Researchers then looked at those women who had not had a previous cardiovascular event. They found that, over the course of 11.5 years, there had been 1,322 stroke cases. They also learned that those women who ate the foods with the most antioxidants had a 17 percent lower risk for total stroke than those women who ate foods with the fewest antioxidants.

When the researchers looked at those women who had suffered from a previous cardiovascular event, they found that, over the course of 9.6 years, there had been 1,007 stroke cases. They discovered that while there was no significant difference in antioxidant consumption when it came to total stroke or cerebral infarction, those women who ate one to three times more antioxidant-rich foods had a significantly lower risk (57 percent) for hemorrhagic stroke than those women who ate the fewest antioxidant-laden foods (46 percent).

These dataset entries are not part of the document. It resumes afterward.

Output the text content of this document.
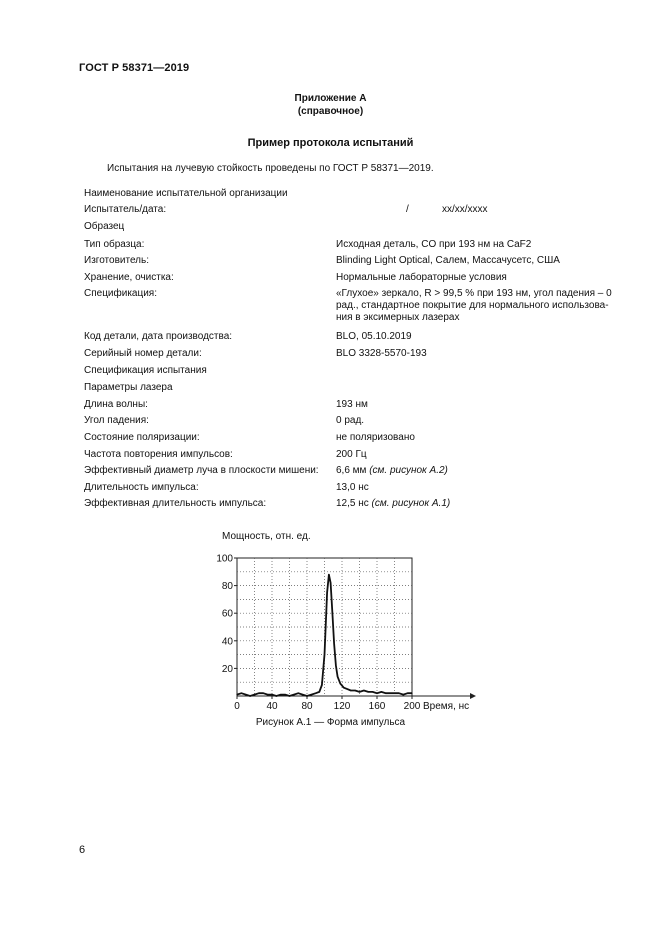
ГОСТ Р 58371—2019
Приложение А
(справочное)
Пример протокола испытаний
Испытания на лучевую стойкость проведены по ГОСТ Р 58371—2019.
Наименование испытательной организации
Испытатель/дата:	/	xx/xx/xxxx
Образец
Тип образца:	Исходная деталь, CO при 193 нм на CaF2
Изготовитель:	Blinding Light Optical, Салем, Массачусетс, США
Хранение, очистка:	Нормальные лабораторные условия
Спецификация:	«Глухое» зеркало, R > 99,5 % при 193 нм, угол падения – 0
рад., стандартное покрытие для нормального использова-
ния в эксимерных лазерах
Код детали, дата производства:	BLO, 05.10.2019
Серийный номер детали:	BLO 3328-5570-193
Спецификация испытания
Параметры лазера
Длина волны:	193 нм
Угол падения:	0 рад.
Состояние поляризации:	не поляризовано
Частота повторения импульсов:	200 Гц
Эффективный диаметр луча в плоскости мишени:	6,6 мм (см. рисунок А.2)
Длительность импульса:	13,0 нс
Эффективная длительность импульса:	12,5 нс (см. рисунок А.1)
Мощность, отн. ед.
20
40
60
80
100
0	40 80 120 160 200 Время, нс
Рисунок А.1 — Форма импульса
6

Researchers concluded, “[Total antioxidant capacity] of the diet may be of importance for the prevention of total stroke among [cardiovascular disease]-free women and hemorrhagic stroke among women with a [cardiovascular disease] history.”

Aim for the ORAC

Upping your antioxidant intake is just plain good advice, regardless of your gender or previous cardiovascular status. Here are a few easy ways to increase your ORAC and TAC levels:

  • Add berries to oatmeal, yogurt and/or salad.
  • Swap mashed potatoes for pureed cauliflower.
  • Make a sandwich with roasted sweet potatoes, grilled onions, goat cheese, romaine lettuce and a red pepper spread.
  • Use sliced apples or pears in place of crackers when eating cheese.
  • Switch from coffee to green tea.
  • Have an ounce or two of dark chocolate as dessert. The higher the cocoa count, the more antioxidants.
  • Use quinoa instead of couscous in any recipe.

[1] Rautiainen, S et al. Total antioxidant capacity of diet and risk of stroke. Stroke. 2011 Dec 1. [Epub ahead of print.]